With a huge British tourism industry on the island, it’s easy to come by a job… and you don’t even need to speak the local language! I am here working for a tour operator but there’s also plenty of opportunities advertised in clubs and bars out on the strip, British restaurants lining the resorts and even working in various different areas of the excursion industry from commercials, bar staff, guides and even performing. The variety of jobs here on the island are huge and (for the moment at least) with our EU passports, they’re easy to obtain.


With some jobs, you will strike gold and get accommodation provided for you. If not, you will find plenty of other expats looking for roommates to share the rent. If you live right on the coast, this will be more expensive for you to live but still roughly the same prices as cheaper locations back in the UK. The further away from the coast you live, the cheaper rent gets.

No need to worry about the language barrier as here it is not as severe as other expat destinations because a lot of the locals speak fluent English. In general day to day, you will pick up enough Spanish to get by and be polite, plus, if you want to become fluent, it’s the perfect place to learn and practice as you’re living amongst the locals.

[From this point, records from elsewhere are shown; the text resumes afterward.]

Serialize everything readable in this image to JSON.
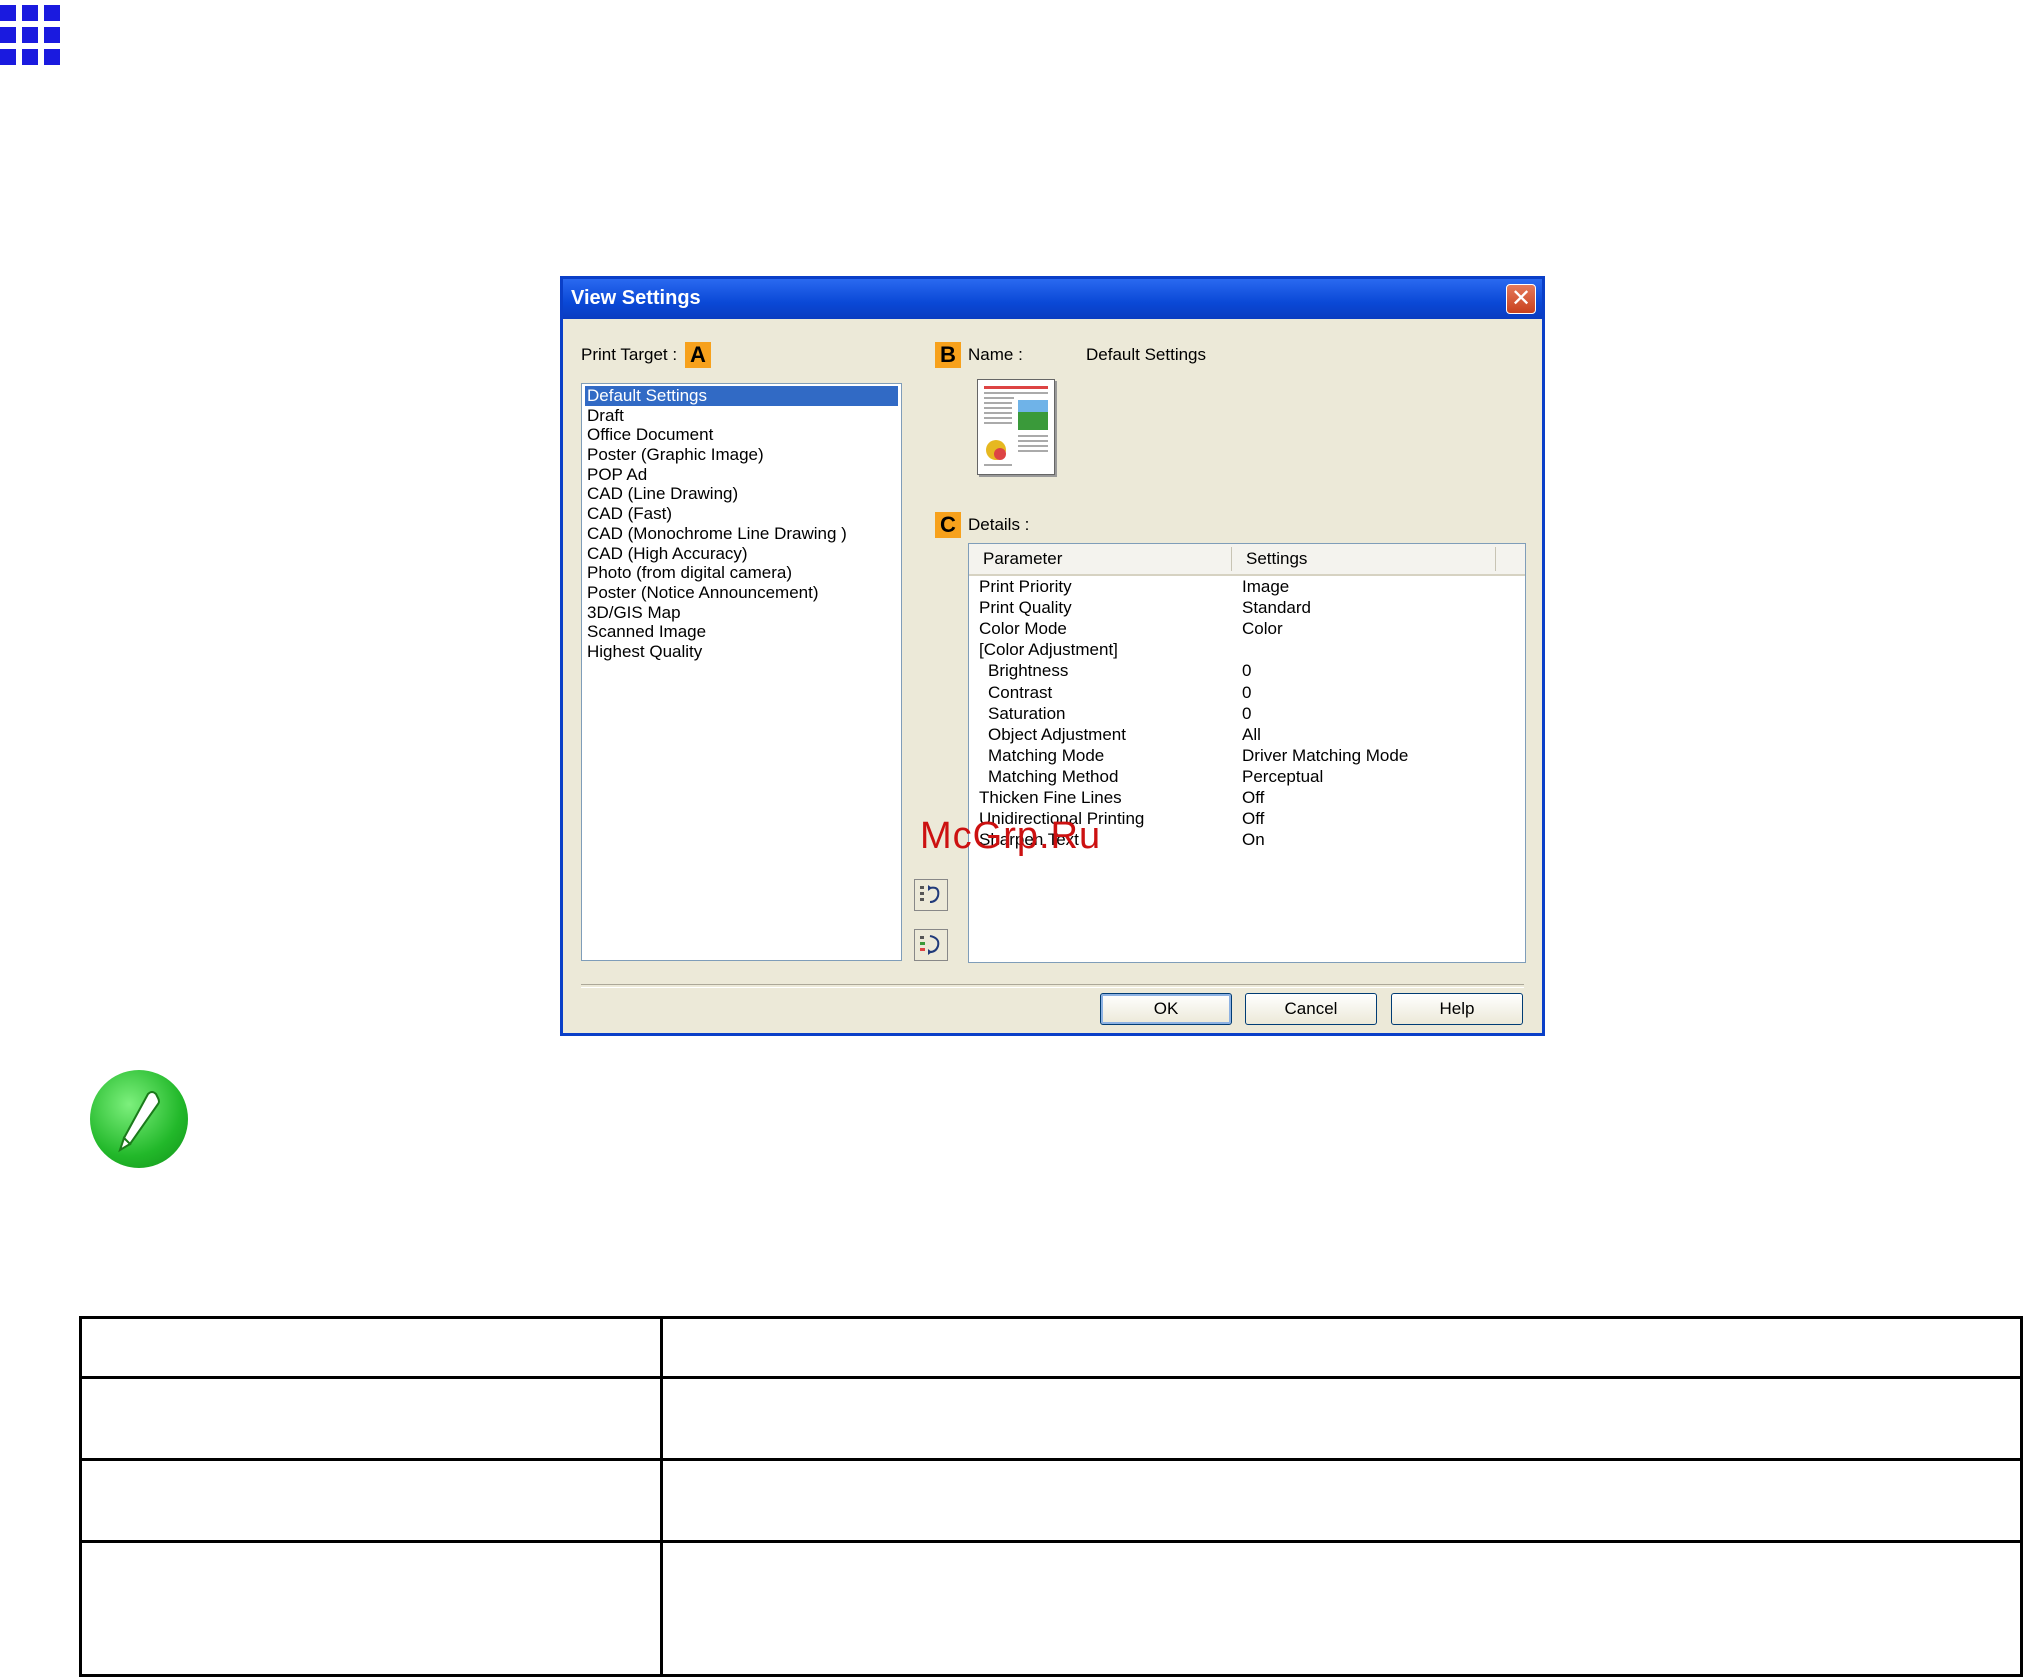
{
  "dialog": {
    "title": "View Settings",
    "close_glyph": "✕"
  },
  "print_target": {
    "label": "Print Target :",
    "badge": "A",
    "items": [
      "Default Settings",
      "Draft",
      "Office Document",
      "Poster (Graphic Image)",
      "POP Ad",
      "CAD (Line Drawing)",
      "CAD (Fast)",
      "CAD (Monochrome Line Drawing )",
      "CAD (High Accuracy)",
      "Photo (from digital camera)",
      "Poster (Notice Announcement)",
      "3D/GIS Map",
      "Scanned Image",
      "Highest Quality"
    ],
    "selected_index": 0
  },
  "name": {
    "badge": "B",
    "label": "Name :",
    "value": "Default Settings"
  },
  "details": {
    "badge": "C",
    "label": "Details :",
    "columns": [
      "Parameter",
      "Settings"
    ],
    "rows": [
      {
        "param": "Print Priority",
        "setting": "Image",
        "indent": false
      },
      {
        "param": "Print Quality",
        "setting": "Standard",
        "indent": false
      },
      {
        "param": "Color Mode",
        "setting": "Color",
        "indent": false
      },
      {
        "param": "[Color Adjustment]",
        "setting": "",
        "indent": false
      },
      {
        "param": "Brightness",
        "setting": "0",
        "indent": true
      },
      {
        "param": "Contrast",
        "setting": "0",
        "indent": true
      },
      {
        "param": "Saturation",
        "setting": "0",
        "indent": true
      },
      {
        "param": "Object Adjustment",
        "setting": "All",
        "indent": true
      },
      {
        "param": "Matching Mode",
        "setting": "Driver Matching Mode",
        "indent": true
      },
      {
        "param": "Matching Method",
        "setting": "Perceptual",
        "indent": true
      },
      {
        "param": "Thicken Fine Lines",
        "setting": "Off",
        "indent": false
      },
      {
        "param": "Unidirectional Printing",
        "setting": "Off",
        "indent": false
      },
      {
        "param": "Sharpen Text",
        "setting": "On",
        "indent": false
      }
    ]
  },
  "buttons": {
    "ok": "OK",
    "cancel": "Cancel",
    "help": "Help"
  },
  "watermark": "McGrp.Ru",
  "colors": {
    "title_bar": "#0a48d6",
    "badge": "#f7a11c",
    "selection": "#316ac5",
    "grid_icon": "#1a1adf",
    "note_icon": "#22b82a"
  }
}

Let’s not lie though, sometimes it is just nice to hear a familiar language which in Tenerife, you’ll hear all the time.

If you want to experience the true Canarian culture and live like a local, you can do this. Exploring the island, going to local restaurants etc and perfect ways to experience Canarian life. If you obtain your residencies, you’ll also get island wide discount at a lot of attractions. However, if you find you fancy a taste of Britian, there are plenty of British bars, shops and restaurants where you can pop into for a pint and a Sunday roast.

As well as the more local shops you’ll find, you’ll also find familiar shops like H&M and in the capital, you’ll even find a Primark. In terms of grocery shopping, you can pop into Mercadona to get some cheap essentials but fancy a sausage roll or some Cravendale milk, you’ll find Iceland’s in the South of the island to grab some imported British goods.

We all know Britain in terms of weather. Dull, gloomy and rainy are a rarity here in Tenerife with the majority of the year being constant sunshine with very little rainfall and perfect tanning temperatures even during the Winter months.

A lot of British expats here know each other through work and various other connections. They love to socialise and are a friendly bunch. There are also events that happen throughout the year which bring people together. A particularly good event venue is Showtime. Usually, Showtime hosts an entertainment show called The Sound Of Musicals which is geared towards and sold to holidaymakers. However, every so often, you find Tenerife Comedy Club is held there with acts brought over from the UK, the occasional British band performing and this year, they even had The Dreamboys. You can spend your day off at the water park and the beach or you can even pop to the cinema to watch an English movie with a different option on offer every week.
Tenerife is a location where you can experience both local life whilst still having the familiar taste of home life too. You’ll interact with a vast mix of people from fellow Brits to local Canarians and even other nationalities who make this island their home. You can often try the lastest Canarian trend while the next day enjoying some home comforts. It’s a great place to set up your life abroad if you fancy a nice, easy middle-ground rather than diving head first into a brand new life and culture.

All opinions are my own and just that: opinions.

The blog post is not sponsored or endorsed in any way.